Caminhar sobre as árvores com os pés bem assentes no chão. Foi esta a frase que me surgiu quando comecei a tentar construir este editorial. Podia ser poesia, mas também consegue ser arquitetura e engenharia. Porque há estruturas, como as árvores, que se elevam naturalmente, não para impressionar. Erguem-se para a sua função, para durar, para devolver alguma ordem ao mundo. O facto de nos deixarem maravilhados a olhar para elas não é intencional, é uma consequência.
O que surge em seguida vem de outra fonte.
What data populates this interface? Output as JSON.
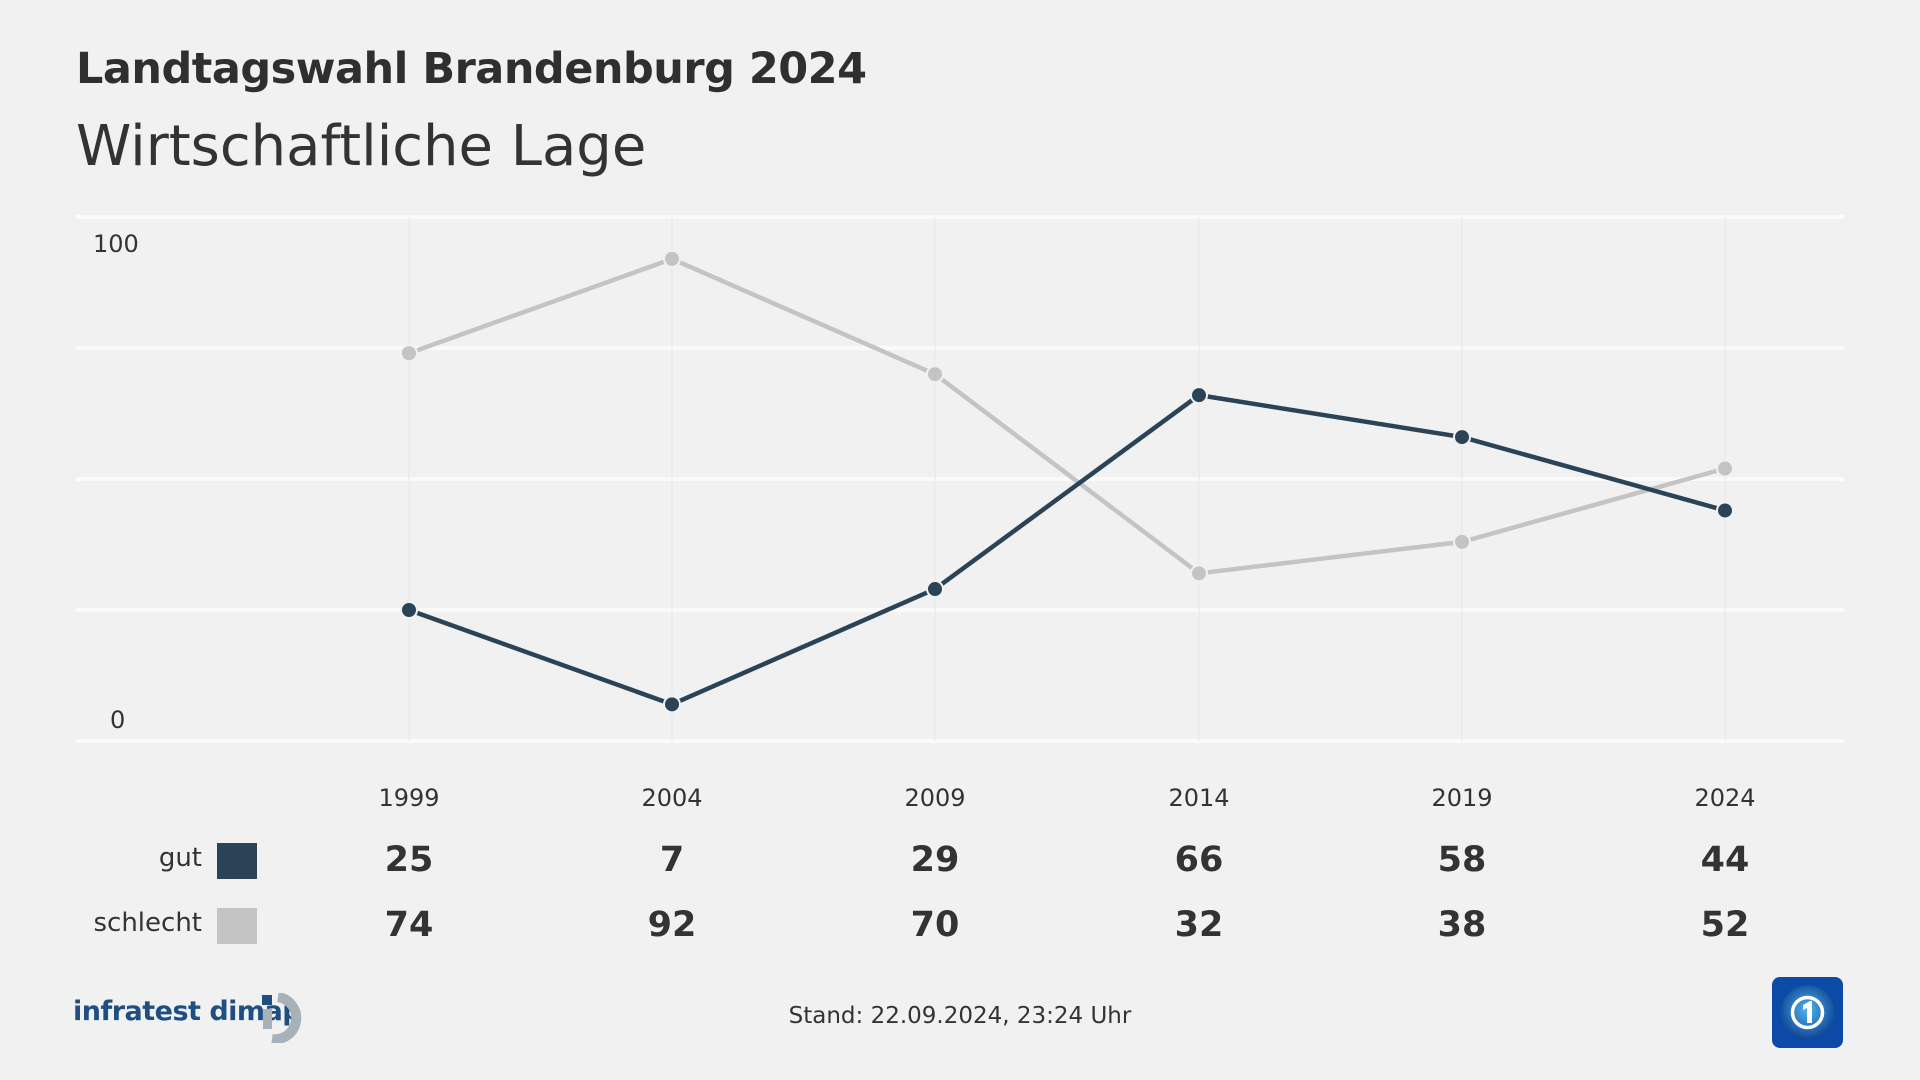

O passadiço de Serralves, por exemplo, é uma forma sólida de reaprender a altura das coisas, a escala da natureza, o silêncio que nos corrige. Feito em madeira, como que a lembrar que não se constrói contra a paisagem, mas com ela, o Tree Top Walk é um gesto arquitetónico sem arrogância. Não tenta reinventar o planeta, propõe escutá-lo.
A mesma empresa que o construiu (num projeto do arquiteto Carlos Castanheira, em colaboração com Álvaro Siza Vieira) foi também chamada a erguer o atelier de Ai Weiwei em Portugal. Uma réplica do seu antigo estúdio de Xangai, que nasceu sem pregos, com materiais locais, e um teto propositadamente desalinhado, como quem desafia a ordem e a desordem num mesmo gesto. Um edifício “sem propósito”, segundo o próprio artista, que vive no Alentejo sem lhe chamar casa, mas que ali encontrou espaço para caminhar, pensar e construir.
Na verdade, cada vez mais apetece regressar a esta ideia de que construir é escutar. Que o que se edifica, seja num território, numa marca, numa vida, precisa de tempo, sentido e contexto. Não há pressa que resista ao que é feito com raízes.
Também no turismo, essa área onde tantas vezes se confunde a mera presença com a presença de espírito, há quem prefira criar laços para além da rentabilidade. Não se trata só de alojar turistas, mas de receber gente; não apenas de ocupar camas, mas de construir pontes entre pessoas, lugares, memórias.
É também esse o espírito da nossa capa desta edição: uma empresária que, ao fundar a sua marca, partiu do desejo de construir algo autêntico, eficiente e conectado com o território. Trata-se de uma escolha consciente, exigente, de quem sabe que o turismo não se resume a taxas de ocupação ou a volume de receitas sazonais. Exige uma atenção contínua ao detalhe, ao lugar e às pessoas, e uma capacidade de criar laços que resistam ao tempo e à volatilidade do setor.
E, no fundo, quem constrói passadiços, quem ergue ateliers, quem recebe pessoas, demonstra a mesma vontade de não ser apenas passageiro, mas de conduzir a sua vida e deixar alguma marca que não se apague. De escutar, de respeitar, de permanecer, mesmo quando tudo à volta convida ao efémero. Caminhar sobre as árvores, sim, mas com os pés bem assentes no chão.